1. El mundo rural y agrario del que muchos venimos
La vida agrícola y rural hasta los años 70
y su relación con la Buena Noticia del Evangelio
Jesús, aunque no fuera agricultor, procede y vive inmerso en una
cultura agraria y mediterránea. De ella no sólo tomó el lenguaje
(parábolas y ejemplos); tomó mucho más que eso: modos de actuar y
de ser, maneras de afrontar la vida y relacionarse, valores culturales y
sociales, concepciones vitales...
Los recursos agrícolas, pecuarios, ambientales que usa Jesús en
sus palabras, en sus parábolas, en sus ejemplos, los entenderían bien
los habitantes de nuestra zona que vivieron hasta aproximadamente
los años 70 del siglo pasado. Porque las labores de la viña, el bieldo,
las bellotas para los cerdos (ya parece que existía el «pata negra» en
tiempos de Jesús), el trigo y la cizaña, el granero, la mano en el arado,
etc. son carne de nuestra carne, son también parte no sólo de nuestra
actividad, sino también de nuestra cultura, de nuestras concepciones
vitales. Por eso, el mensaje, la Buena Noticia que Jesús anunciaba a la
gente sencilla, que entendían desde su realidad, entra en la cabeza y el
corazón de nuestras gentes: ellos no necesitan explicación del mismo.

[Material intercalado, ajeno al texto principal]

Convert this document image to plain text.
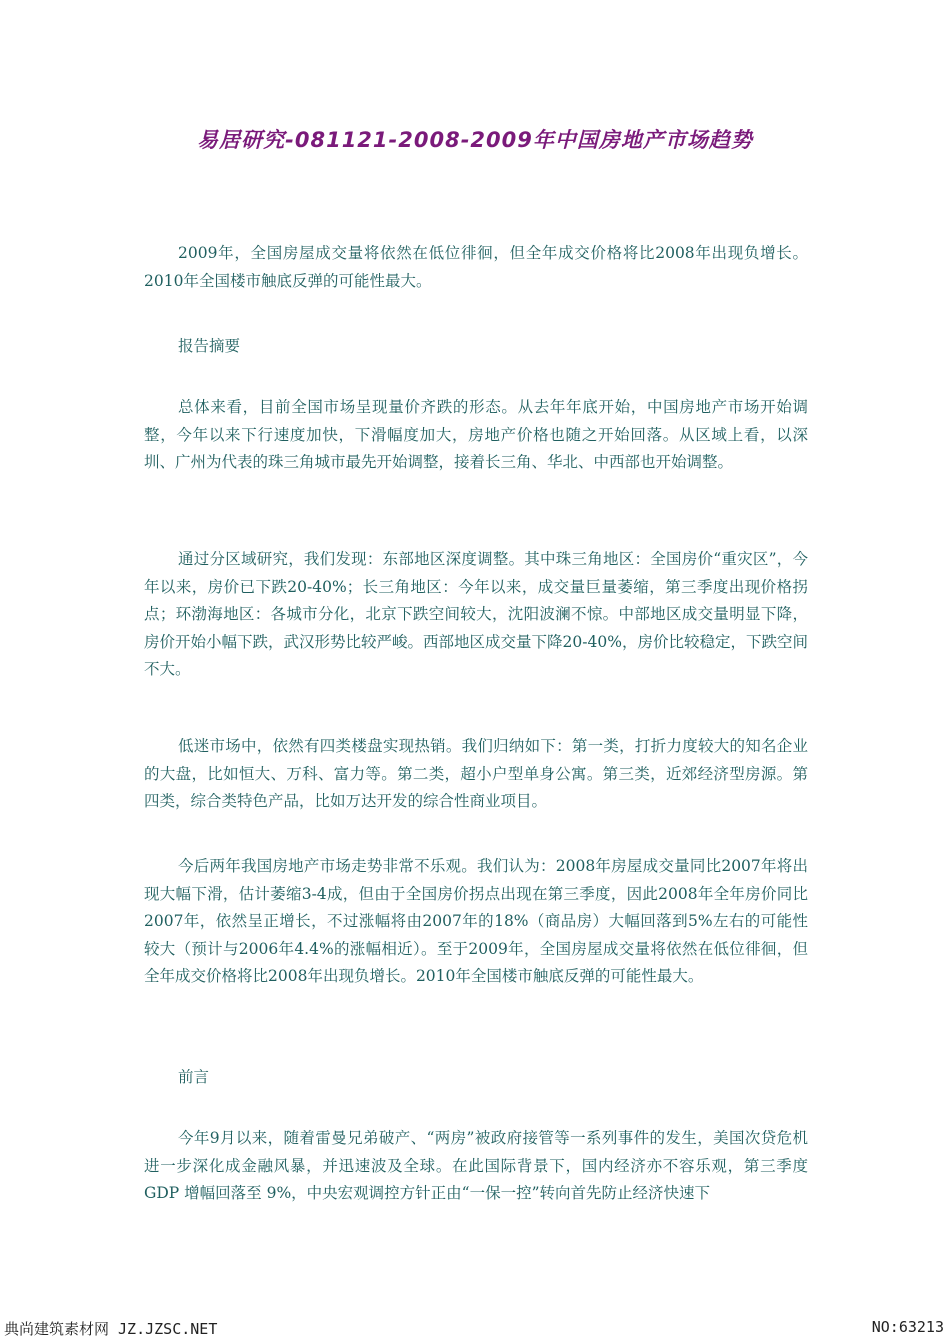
易居研究-081121-2008-2009年中国房地产市场趋势

2009年，全国房屋成交量将依然在低位徘徊，但全年成交价格将比2008年出现负增长。2010年全国楼市触底反弹的可能性最大。

报告摘要

总体来看，目前全国市场呈现量价齐跌的形态。从去年年底开始，中国房地产市场开始调整，今年以来下行速度加快，下滑幅度加大，房地产价格也随之开始回落。从区域上看，以深圳、广州为代表的珠三角城市最先开始调整，接着长三角、华北、中西部也开始调整。

通过分区域研究，我们发现：东部地区深度调整。其中珠三角地区：全国房价“重灾区”，今年以来，房价已下跌20-40%；长三角地区：今年以来，成交量巨量萎缩，第三季度出现价格拐点；环渤海地区：各城市分化，北京下跌空间较大，沈阳波澜不惊。中部地区成交量明显下降，房价开始小幅下跌，武汉形势比较严峻。西部地区成交量下降20-40%，房价比较稳定，下跌空间不大。

低迷市场中，依然有四类楼盘实现热销。我们归纳如下：第一类，打折力度较大的知名企业的大盘，比如恒大、万科、富力等。第二类，超小户型单身公寓。第三类，近郊经济型房源。第四类，综合类特色产品，比如万达开发的综合性商业项目。

今后两年我国房地产市场走势非常不乐观。我们认为：2008年房屋成交量同比2007年将出现大幅下滑，估计萎缩3-4成，但由于全国房价拐点出现在第三季度，因此2008年全年房价同比2007年，依然呈正增长，不过涨幅将由2007年的18%（商品房）大幅回落到5%左右的可能性较大（预计与2006年4.4%的涨幅相近）。至于2009年，全国房屋成交量将依然在低位徘徊，但全年成交价格将比2008年出现负增长。2010年全国楼市触底反弹的可能性最大。

前言

今年9月以来，随着雷曼兄弟破产、“两房”被政府接管等一系列事件的发生，美国次贷危机进一步深化成金融风暴，并迅速波及全球。在此国际背景下，国内经济亦不容乐观，第三季度 GDP 增幅回落至 9%，中央宏观调控方针正由“一保一控”转向首先防止经济快速下

典尚建筑素材网 JZ.JZSC.NET	NO:63213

No tanto en el de otras culturas rurales, y mucho menos en el de las
urbanas. Se trata, en definitiva, de un mensaje muy asequible para
nuestra cultura mediterránea y de secano, y hasta para el tiempo actual
en que vivimos1.
La agricultura cambió muy poco desde Jesús hasta los años 50.

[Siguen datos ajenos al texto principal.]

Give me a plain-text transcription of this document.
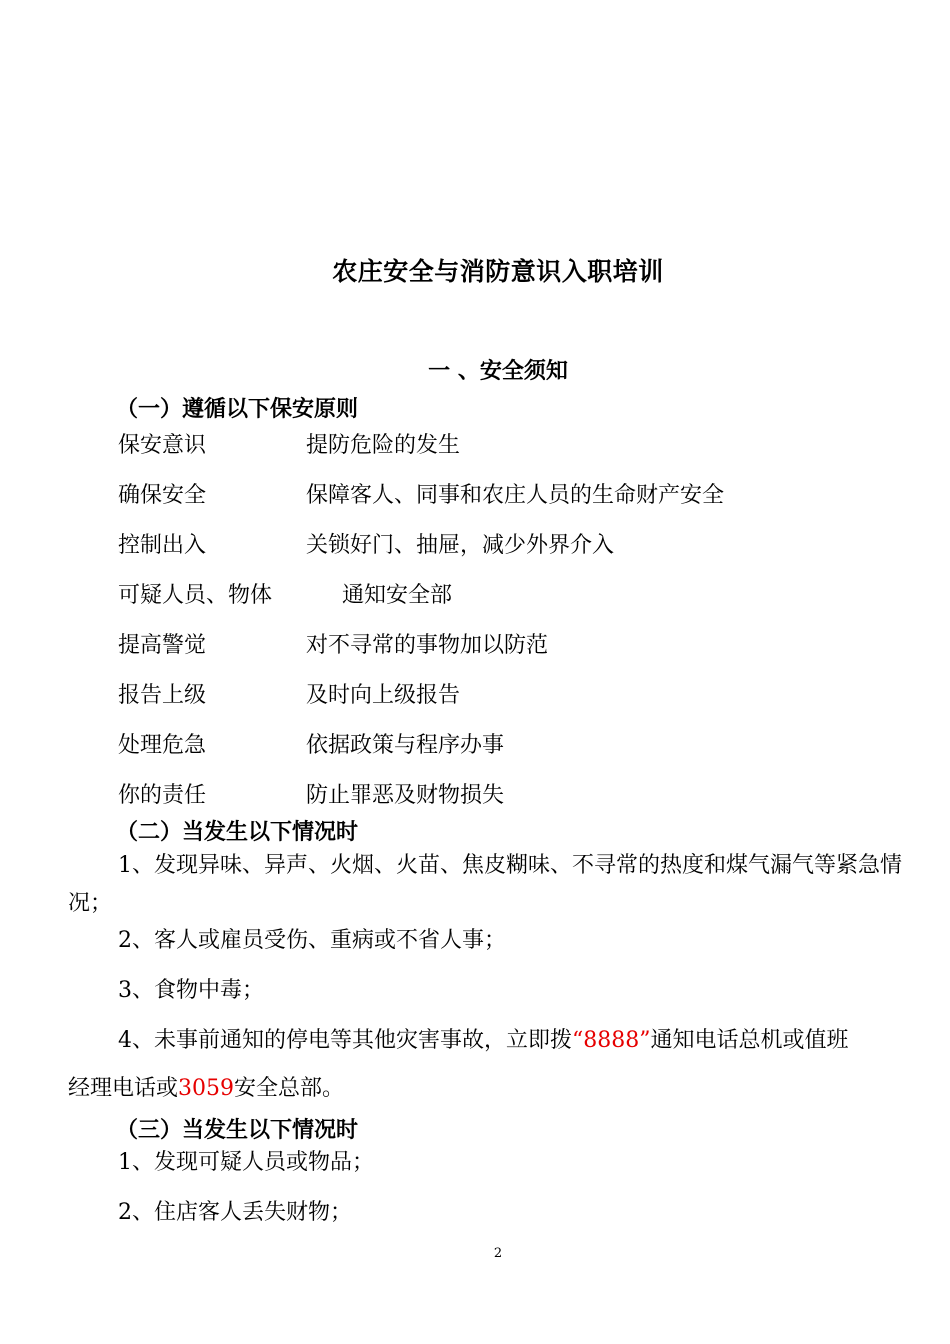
农庄安全与消防意识入职培训
一 、安全须知
（一）遵循以下保安原则
保安意识	提防危险的发生
确保安全	保障客人、同事和农庄人员的生命财产安全
控制出入	关锁好门、抽屉，减少外界介入
可疑人员、物体	通知安全部
提高警觉	对不寻常的事物加以防范
报告上级	及时向上级报告
处理危急	依据政策与程序办事
你的责任	防止罪恶及财物损失
（二）当发生以下情况时
1、发现异味、异声、火烟、火苗、焦皮糊味、不寻常的热度和煤气漏气等紧急情
况；
2、客人或雇员受伤、重病或不省人事；
3、食物中毒；
4、未事前通知的停电等其他灾害事故，立即拨“8888”通知电话总机或值班
经理电话或3059安全总部。
（三）当发生以下情况时
1、发现可疑人员或物品；
2、住店客人丢失财物；
2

Hemos producido lo mismo y con los mismos medios, por lo que el
lenguaje de Jesús ha sido no sólo entendible, sino actual, cotidiano,
real, vivo... Y así también el evangelio ha ido impregnando nuestra
cultura rural, ha ido haciéndose parte de nuestro lenguaje, de nuestra
manera de entender las cosas de la vida; y lo ha hecho como no ha
ocurrido en ninguna otra parte del mundo. Y en el transcurso del
tiempo ha dado lugar a una bellísima historia de evangelio encarnado
en nuestros pueblos y en nuestra gente.
Y a esta cultura del evangelio se ha ido incorporando la historia de
los creyentes y de la Iglesia, que ha vestido sus acontecimientos, sus
fiestas, sus momentos importantes del año y de la vida social: las
fiestas patronales, un santoral unido a las labores agrícolas, a las
atenciones que hay que prestar al clima para el trabajo en el campo,
que marca tiempos de siembra y siega, que indica labores a realizar.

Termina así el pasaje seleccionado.